The city is shot through with nods to its filmic inspirations. Dontnod has taken many of its cues from Total Recall – one of Remember Me’s characters is unashamedly called ‘Doctor Quaid’ – and has revelled in that movie’s divide between privileged capitalists and those left impoverished and physically mutated by their addictions to weird new modern conveniences. Mutants – in this game called ‘Leapers’ – scurry around, whispering raspy threats under their breath, while the French bourgeois swan about with mechanical slaves carrying their boutique purchases.
A lot of attention to detail has been paid to in-game advertisements (the ‘Sensen’ ad that opens the game evokes Total Recall’s ‘Rekall’ commercial) and the idea that highly advanced technology has become a disposable commodity; shells of forgotten robots line the walls of repair shops like car parts in a similar vein to the ‘mechas’ in A.I: Artificial Intelligence.
It’s a playful world, too.
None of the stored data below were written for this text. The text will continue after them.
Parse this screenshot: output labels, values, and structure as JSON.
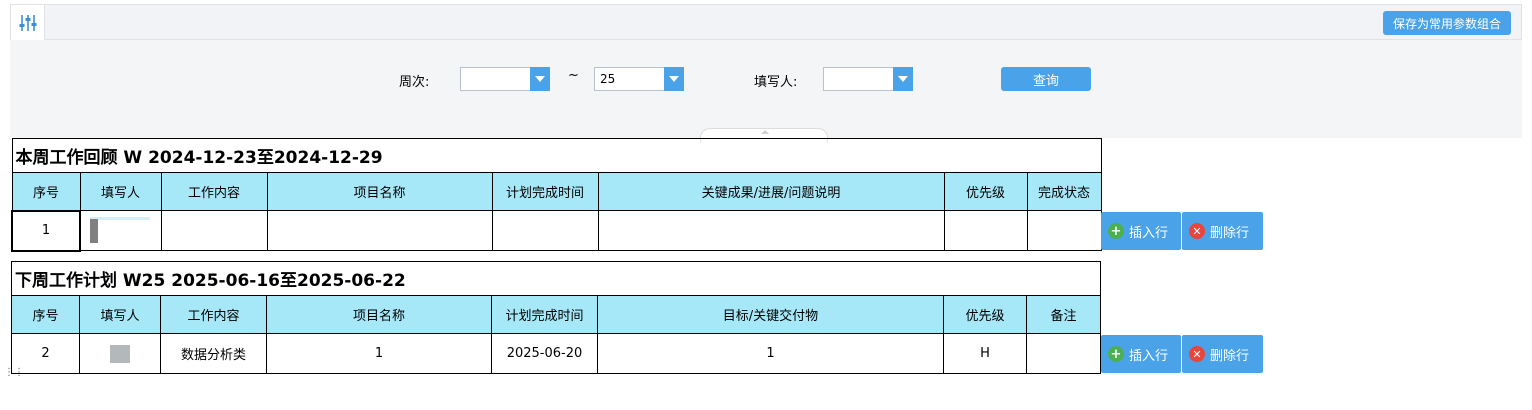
{
  "toolbar": {
    "filter_icon": "sliders-icon",
    "save_label": "保存为常用参数组合"
  },
  "filter": {
    "week_label": "周次:",
    "week_from_value": "",
    "tilde": "~",
    "week_to_value": "25",
    "writer_label": "填写人:",
    "writer_value": "",
    "query_label": "查询"
  },
  "review_table": {
    "title": "本周工作回顾 W 2024-12-23至2024-12-29",
    "headers": [
      "序号",
      "填写人",
      "工作内容",
      "项目名称",
      "计划完成时间",
      "关键成果/进展/问题说明",
      "优先级",
      "完成状态"
    ],
    "rows": [
      {
        "no": "1",
        "writer": "",
        "content": "",
        "project": "",
        "plan_date": "",
        "result": "",
        "priority": "",
        "status": ""
      }
    ]
  },
  "plan_table": {
    "title": "下周工作计划 W25 2025-06-16至2025-06-22",
    "headers": [
      "序号",
      "填写人",
      "工作内容",
      "项目名称",
      "计划完成时间",
      "目标/关键交付物",
      "优先级",
      "备注"
    ],
    "rows": [
      {
        "no": "2",
        "writer": "",
        "content": "数据分析类",
        "project": "1",
        "plan_date": "2025-06-20",
        "target": "1",
        "priority": "H",
        "note": ""
      }
    ]
  },
  "row_actions": {
    "insert_label": "插入行",
    "delete_label": "删除行"
  },
  "colors": {
    "accent": "#4aa3e8",
    "header_bg": "#a7e8f8",
    "insert_icon": "#4cb050",
    "delete_icon": "#e8453c"
  }
}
The soundtrack - a highly cinematic orchestral score remixed into glitchy techno beats - treads a fine line between overbearing and ultra-cool, falling into a kind of sensory-overload-inducing middle ground. All the characters we meet have names straight out of late ‘90s MTV; names like ‘Johnny Greentooth’ ‘Bad Request’ and ‘Kid Xmas.’ The latter permeates the world of Neo-Paris with loud commercials for his “hacking channel”, aptly titled ‘Channel Fear.’ The exact shtick of his celebrity is vague, other than he’s a badass who fights people in giant arenas and has a massive fan following in Neo-Paris. He's showy and silly, much like the game itself.
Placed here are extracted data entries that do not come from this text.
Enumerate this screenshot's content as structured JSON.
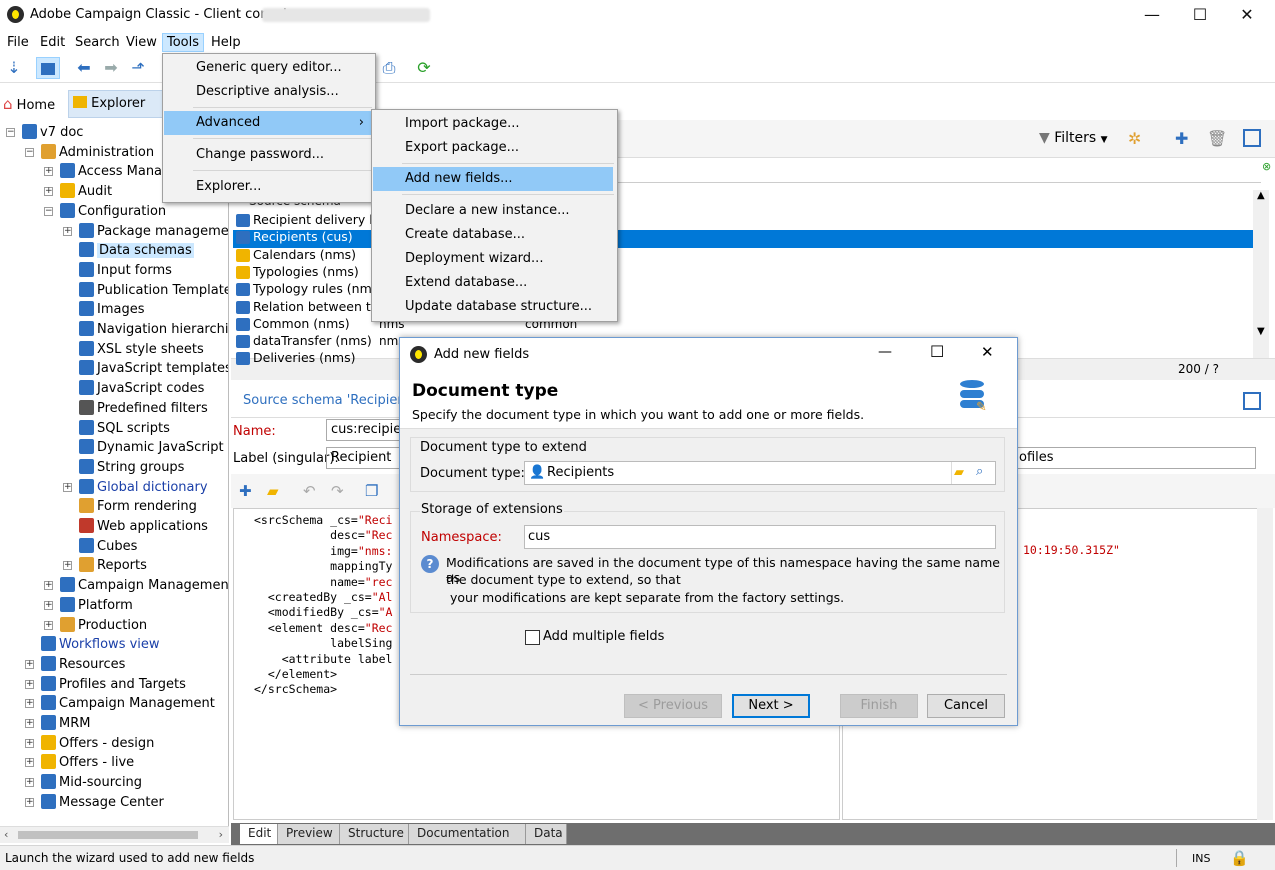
{
  "window": {
    "title": "Adobe Campaign Classic - Client console",
    "minimize": "—",
    "maximize": "☐",
    "close": "✕"
  },
  "menubar": [
    "File",
    "Edit",
    "Search",
    "View",
    "Tools",
    "Help"
  ],
  "tabs": {
    "home": "Home",
    "explorer": "Explorer"
  },
  "tree": [
    {
      "label": "v7 doc",
      "level": 0,
      "exp": "−",
      "color": "#2e6fbf"
    },
    {
      "label": "Administration",
      "level": 1,
      "exp": "−",
      "color": "#e0a030"
    },
    {
      "label": "Access Manag",
      "level": 2,
      "exp": "+",
      "color": "#2e6fbf"
    },
    {
      "label": "Audit",
      "level": 2,
      "exp": "+",
      "color": "#f0b400"
    },
    {
      "label": "Configuration",
      "level": 2,
      "exp": "−",
      "color": "#2e6fbf"
    },
    {
      "label": "Package management",
      "level": 3,
      "exp": "+",
      "color": "#2e6fbf"
    },
    {
      "label": "Data schemas",
      "level": 3,
      "exp": "",
      "color": "#2e6fbf",
      "selected": true
    },
    {
      "label": "Input forms",
      "level": 3,
      "exp": "",
      "color": "#2e6fbf"
    },
    {
      "label": "Publication Templates",
      "level": 3,
      "exp": "",
      "color": "#2e6fbf"
    },
    {
      "label": "Images",
      "level": 3,
      "exp": "",
      "color": "#2e6fbf"
    },
    {
      "label": "Navigation hierarchies",
      "level": 3,
      "exp": "",
      "color": "#2e6fbf"
    },
    {
      "label": "XSL style sheets",
      "level": 3,
      "exp": "",
      "color": "#2e6fbf"
    },
    {
      "label": "JavaScript templates",
      "level": 3,
      "exp": "",
      "color": "#2e6fbf"
    },
    {
      "label": "JavaScript codes",
      "level": 3,
      "exp": "",
      "color": "#2e6fbf"
    },
    {
      "label": "Predefined filters",
      "level": 3,
      "exp": "",
      "color": "#555555"
    },
    {
      "label": "SQL scripts",
      "level": 3,
      "exp": "",
      "color": "#2e6fbf"
    },
    {
      "label": "Dynamic JavaScript pag",
      "level": 3,
      "exp": "",
      "color": "#2e6fbf"
    },
    {
      "label": "String groups",
      "level": 3,
      "exp": "",
      "color": "#2e6fbf"
    },
    {
      "label": "Global dictionary",
      "level": 3,
      "exp": "+",
      "color": "#2e6fbf",
      "link": true
    },
    {
      "label": "Form rendering",
      "level": 3,
      "exp": "",
      "color": "#e0a030"
    },
    {
      "label": "Web applications",
      "level": 3,
      "exp": "",
      "color": "#c0392b"
    },
    {
      "label": "Cubes",
      "level": 3,
      "exp": "",
      "color": "#2e6fbf"
    },
    {
      "label": "Reports",
      "level": 3,
      "exp": "+",
      "color": "#e0a030"
    },
    {
      "label": "Campaign Management",
      "level": 2,
      "exp": "+",
      "color": "#2e6fbf"
    },
    {
      "label": "Platform",
      "level": 2,
      "exp": "+",
      "color": "#2e6fbf"
    },
    {
      "label": "Production",
      "level": 2,
      "exp": "+",
      "color": "#e0a030"
    },
    {
      "label": "Workflows view",
      "level": 1,
      "exp": "",
      "color": "#2e6fbf",
      "link": true
    },
    {
      "label": "Resources",
      "level": 1,
      "exp": "+",
      "color": "#2e6fbf"
    },
    {
      "label": "Profiles and Targets",
      "level": 1,
      "exp": "+",
      "color": "#2e6fbf"
    },
    {
      "label": "Campaign Management",
      "level": 1,
      "exp": "+",
      "color": "#2e6fbf"
    },
    {
      "label": "MRM",
      "level": 1,
      "exp": "+",
      "color": "#2e6fbf"
    },
    {
      "label": "Offers - design",
      "level": 1,
      "exp": "+",
      "color": "#f0b400"
    },
    {
      "label": "Offers - live",
      "level": 1,
      "exp": "+",
      "color": "#f0b400"
    },
    {
      "label": "Mid-sourcing",
      "level": 1,
      "exp": "+",
      "color": "#2e6fbf"
    },
    {
      "label": "Message Center",
      "level": 1,
      "exp": "+",
      "color": "#2e6fbf"
    }
  ],
  "list": {
    "filters": "Filters",
    "header": "Source schema",
    "rows": [
      "Recipient delivery l...",
      "Recipients (cus)",
      "Calendars (nms)",
      "Typologies (nms)",
      "Typology rules (nms",
      "Relation between typ",
      "Common (nms)",
      "dataTransfer (nms)",
      "Deliveries (nms)"
    ],
    "row6_col2": "nms",
    "row6_col3": "common",
    "row7_col2": "nms",
    "count": "200 / ?"
  },
  "detail": {
    "title": "Source schema 'Recipier",
    "name_label": "Name:",
    "name_value": "cus:recipient",
    "label_label": "Label (singular):",
    "label_value": "Recipient",
    "right_value": "ofiles",
    "timestamp": "10:19:50.315Z\""
  },
  "code": [
    "<srcSchema _cs=\"Reci",
    "           desc=\"Rec",
    "           img=\"nms:",
    "           mappingTy",
    "           name=\"rec",
    "  <createdBy _cs=\"Al",
    "  <modifiedBy _cs=\"A",
    "  <element desc=\"Rec",
    "           labelSing",
    "    <attribute label",
    "  </element>",
    "</srcSchema>"
  ],
  "bottom_tabs": [
    "Edit",
    "Preview",
    "Structure",
    "Documentation",
    "Data"
  ],
  "tools_menu": [
    "Generic query editor...",
    "Descriptive analysis...",
    "Advanced",
    "Change password...",
    "Explorer..."
  ],
  "advanced_menu": [
    "Import package...",
    "Export package...",
    "Add new fields...",
    "Declare a new instance...",
    "Create database...",
    "Deployment wizard...",
    "Extend database...",
    "Update database structure..."
  ],
  "dialog": {
    "title": "Add new fields",
    "heading": "Document type",
    "subheading": "Specify the document type in which you want to add one or more fields.",
    "group1": "Document type to extend",
    "doctype_label": "Document type:",
    "doctype_value": "Recipients",
    "group2": "Storage of extensions",
    "namespace_label": "Namespace:",
    "namespace_value": "cus",
    "info_line1": "Modifications are saved in the document type of this namespace having the same name as",
    "info_line2": "the document type to extend, so that",
    "info_line3": " your modifications are kept separate from the factory settings.",
    "checkbox": "Add multiple fields",
    "btn_previous": "< Previous",
    "btn_next": "Next >",
    "btn_finish": "Finish",
    "btn_cancel": "Cancel"
  },
  "status": {
    "text": "Launch the wizard used to add new fields",
    "ins": "INS"
  }
}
Moreover, there’s Remember Me’s lofty overall concept that a giant corporation wants to control the world by wiping out everyone’s memories, and that a small revolutionary faction – who in a very po-faced manner call themselves ‘Errorists’ – are out to ‘hack’ The Man. While the premise is interesting on the whole, it’s realized with a slightly ludicrous sincerity. Thoughtful quotes can be read across loading screens, while cartoonish NPCs stand in stark contrast to protagonist Nilin, who is voice-acted with an eloquent, somewhat theatrical British clip. Somehow, though, Remember Me gets away with it; its charming and absurd like a sci-fi B-movie.
Dontnod have introduced a couple of other big premises into Remember Me’s world.’ Remembranes,’ ghostly memories of another person, make for an interesting gameplay mechanic; activate someone’s remembrane and they’ll show you your path in a ghostly vision. The hook lies in replicating their exact movements, so it’s important to pay attention in order to not blow Nilin up by a land mine or trip a security camera. ‘Memory remixes’ on the other hand, allow you to play with past encounters that will irrevocably change their outcome.
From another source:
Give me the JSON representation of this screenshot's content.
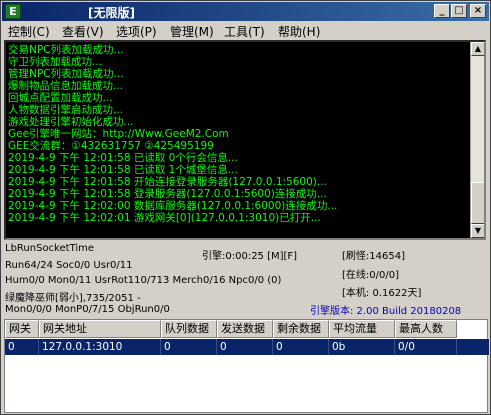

The latter in particular feels fresh. Playing out like an interactive puzzle, you can rewind and fast-forward a scene and tweak small details in it – the position of a hospital table, the buckle of a wrist strap – and watch the scenario change in real time. It takes time and patience to make enough changes, in the right order, to manipulate the memory correctly, but it’s a fascinating - and unnervingly empowering - process.
These are fun, unique mechanics, and make a welcome relief from the combat, which seems to be the focus of Remember Me, at least if the game’s marketing is telling us anything. But it’s with these concepts, and this ambitious world, that Remember Me shines. It has all the makings of a title that could end up beloved by a die-hard clutch of fans that love it for its eccentricity, a cult hit rather than a mainstream blockbuster. Certainly, from the first four hours it’s clear that it’s not hitting all its balls out of the park, that some might find it overstuffed and scattershot in its approach. But when Remember Me does connect, it’s really quite something.